While traditional skylights can provide a good visual connection to the outdoors, suntubes are better insulated, are more efficient at distributing daylight without glare, and don’t have the ‘thermal liability’ of a skylight. Suntubes, Solatubes, SunTunnels, Solar Tubes - whatever brand or label you choose - all are products we often recommend in our projects that have proven to be a real asset to daylighting design. Although they are often located in a project using ballpark guidelines, computer daylight modeling provides more opportunity for strategic placement. Below are two of our recent projects with examples of how the products were used, lessons learned, and best practices.
Lompoc Transit Center
The Transit Center was built with four large commercial bays that included fleet maintenance spaces, a bus wash station, office space, support and storage space. The client’s experience at other facilities was that the bay doors were being left open to bring daylight into the spaces which caused issues with wind, dust and glare. Rather than closing the doors and installing high bay electric lighting, we were brought onto the team to investigate suntubes as an alternative solution. We ran daylight simulations comparing light levels for different times of the year, with the bay doors open and closed, with different quantities of tubes, and an option of Kalwall systems in certain buildings.
A sample comparison below shows daylight levels on a summer day with eight tubes (left) versus sixteen tubes (right):
The suntubes were very effective in bringing highbay light into a space without using any electricity.
One complication for this project was when we began designing the roof top solar arrays. CalFire requires a 4-foot clearance around all openings, including suntubes, and at the eaves.
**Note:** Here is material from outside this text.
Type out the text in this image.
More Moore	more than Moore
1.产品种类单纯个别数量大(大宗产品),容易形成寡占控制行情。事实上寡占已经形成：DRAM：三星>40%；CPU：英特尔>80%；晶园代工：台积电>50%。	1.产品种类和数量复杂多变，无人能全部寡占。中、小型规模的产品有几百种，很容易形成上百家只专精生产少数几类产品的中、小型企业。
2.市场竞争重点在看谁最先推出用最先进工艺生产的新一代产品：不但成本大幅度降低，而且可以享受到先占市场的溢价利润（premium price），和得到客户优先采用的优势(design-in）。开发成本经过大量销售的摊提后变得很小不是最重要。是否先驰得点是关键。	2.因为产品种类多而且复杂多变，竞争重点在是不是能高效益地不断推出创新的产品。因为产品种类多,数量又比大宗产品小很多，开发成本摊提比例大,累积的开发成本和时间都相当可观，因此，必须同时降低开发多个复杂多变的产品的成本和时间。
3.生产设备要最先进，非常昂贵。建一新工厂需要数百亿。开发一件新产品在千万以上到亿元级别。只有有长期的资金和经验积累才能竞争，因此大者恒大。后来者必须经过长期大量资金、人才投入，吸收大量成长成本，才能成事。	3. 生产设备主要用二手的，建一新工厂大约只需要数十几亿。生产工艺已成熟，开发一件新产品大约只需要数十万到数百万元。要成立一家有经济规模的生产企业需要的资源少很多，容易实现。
In our effort to properly daylight the spaces that could not be effectively reached using side lighting, we were also carving out roof top area that would be unavailable for solar modules.
A solution that emerged was moving some of the planned solar PV panels to the canopy over an adjacent work area. This allowed some of the electricity generation to be assumed by a concentrated installation, while freeing up space on the main building for daylighting mixed with a smaller PV footprint.
This project comprised a three-story multi-use building with significant glazing on all orientations, using a spandrel glazing system. We assisted the design team in improving the building’s daylight by making suggestions such as glazing performance specifications, altering the footprint shape and rearranging interior spaces to increase the depth of daylighting.
Through modeling, we demonstrated that a thinner footprint provided greater opportunity for daylight and had improved energy performance. The architects - Arris Studio Architects - were then able to create a building with great perimeter daylighting. We then focused on improving interior spaces such as common work areas of the third floor. We recommended a “shared light” strategy where suntubes were placed throughout the corridor, and the interior office doors were changed from solid to glazed, creating more consistent light levels on the top floor from the perimeter to the core.
Initially the owner group also wanted a large skylight in the lobby area but after modeling different scenarios, we suggested multiple suntubes that would still provide ample daylight but reduce glare, prevent UV-light from fading the furniture, and reduce heat gain that would have occurred with a single large skylight. You can see in the image below that four suntubes were located in the interior rectangular space directly in front of double doors to bring in light for occupants deep in the space, while single suntubes provide daylight to both the corridor and the adjacent interior spaces (through glazed doors).
Suntubes, interior glazing, a thinner footprint, and coordination with roof-mounted solar panels are all strategies to achieve a high performance building that is a great place to work. To achieve all that, daylight modeling is a great tool for effective design decisions.